From NPR: The Trump administration has, for the first time ever, built a searchable national citizenship data system. The tool, which is being rolled out in phases, is designed to be used by state and local election officials to give them an easier way to ensure only citizens are voting. But it was developed rapidly without a public process, and some of those officials are already worrying about what else it could be used for. NPR is the first news organization to report the details of the new system. For decades, voting officials have noted that there was no national citizenship list to compare their state lists to, so to verify citizenship for their voters, they either needed to ask people to provide a birth certificate or a passport — something that could disenfranchise millions — or use a complex patchwork of disparate data sources. Legal experts told NPR they were alarmed that a development of this magnitude was already underway without a transparent and public process. "That is a debate that needs to play out in a public setting," said John Davisson, the director of litigation at the nonprofit Electronic Privacy Information Center. "It's one that deserves public scrutiny and sunlight, that deserves the participation of elected representatives, that deserves opportunities for the public to weigh in through public comment and testimony."
Wider Scope
From the AP: In a case seen as a challenge to free speech, Paramount has agreed to pay $16 million to settle a lawsuit filed by President Donald Trump over the editing of CBS' “60 Minutes” interview with then-Vice President Kamala Harris in October. Paramount told media outlets the money will go to Trump’s future presidential library, not to the president himself. It said the settlement did not involve an apology.
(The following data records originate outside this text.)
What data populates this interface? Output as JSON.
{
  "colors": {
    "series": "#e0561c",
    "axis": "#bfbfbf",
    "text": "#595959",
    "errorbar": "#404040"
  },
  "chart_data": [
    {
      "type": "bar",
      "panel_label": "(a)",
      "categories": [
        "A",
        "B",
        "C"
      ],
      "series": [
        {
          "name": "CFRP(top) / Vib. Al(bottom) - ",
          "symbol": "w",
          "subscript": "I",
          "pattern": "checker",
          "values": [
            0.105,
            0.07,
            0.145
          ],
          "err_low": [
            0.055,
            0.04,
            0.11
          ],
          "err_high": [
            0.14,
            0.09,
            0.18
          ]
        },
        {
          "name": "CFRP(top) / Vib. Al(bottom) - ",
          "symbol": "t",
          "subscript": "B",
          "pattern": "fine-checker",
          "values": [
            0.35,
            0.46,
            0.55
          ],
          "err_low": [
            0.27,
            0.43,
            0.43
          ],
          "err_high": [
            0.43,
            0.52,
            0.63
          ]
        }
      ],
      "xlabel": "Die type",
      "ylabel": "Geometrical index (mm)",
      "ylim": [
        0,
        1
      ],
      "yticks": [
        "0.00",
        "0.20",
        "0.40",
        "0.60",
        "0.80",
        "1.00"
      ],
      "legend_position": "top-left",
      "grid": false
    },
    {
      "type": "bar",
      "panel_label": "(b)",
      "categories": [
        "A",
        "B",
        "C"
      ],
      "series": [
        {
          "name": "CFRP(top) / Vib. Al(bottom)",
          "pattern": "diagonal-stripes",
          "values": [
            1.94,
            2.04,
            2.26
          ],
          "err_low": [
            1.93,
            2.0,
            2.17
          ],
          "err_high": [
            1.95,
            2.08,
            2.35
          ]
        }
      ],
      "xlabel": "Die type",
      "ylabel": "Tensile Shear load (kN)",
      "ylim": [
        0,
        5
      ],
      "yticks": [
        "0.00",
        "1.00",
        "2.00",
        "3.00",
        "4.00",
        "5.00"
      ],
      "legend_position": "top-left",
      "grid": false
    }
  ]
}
Trump’s lawyer said the president had suffered “mental anguish” over the editing of the interview by CBS News, while Paramount and CBS rejected his contention that it was edited to enhance how Harris sounded. They had sought to get Trump's lawsuit dismissed. There was no immediate word from the White House about the settlement of the case, which Trump filed in Amarillo, Texas. Paramount and controlling shareholder Shari Redstone were seeking the settlement with Trump, whose administration must approve the company’s proposed merger with Skydance Media. CBS News President and CEO Wendy McMahon and “60 Minutes” executive producer Bill Owens, who both opposed a settlement, have resigned in recent weeks.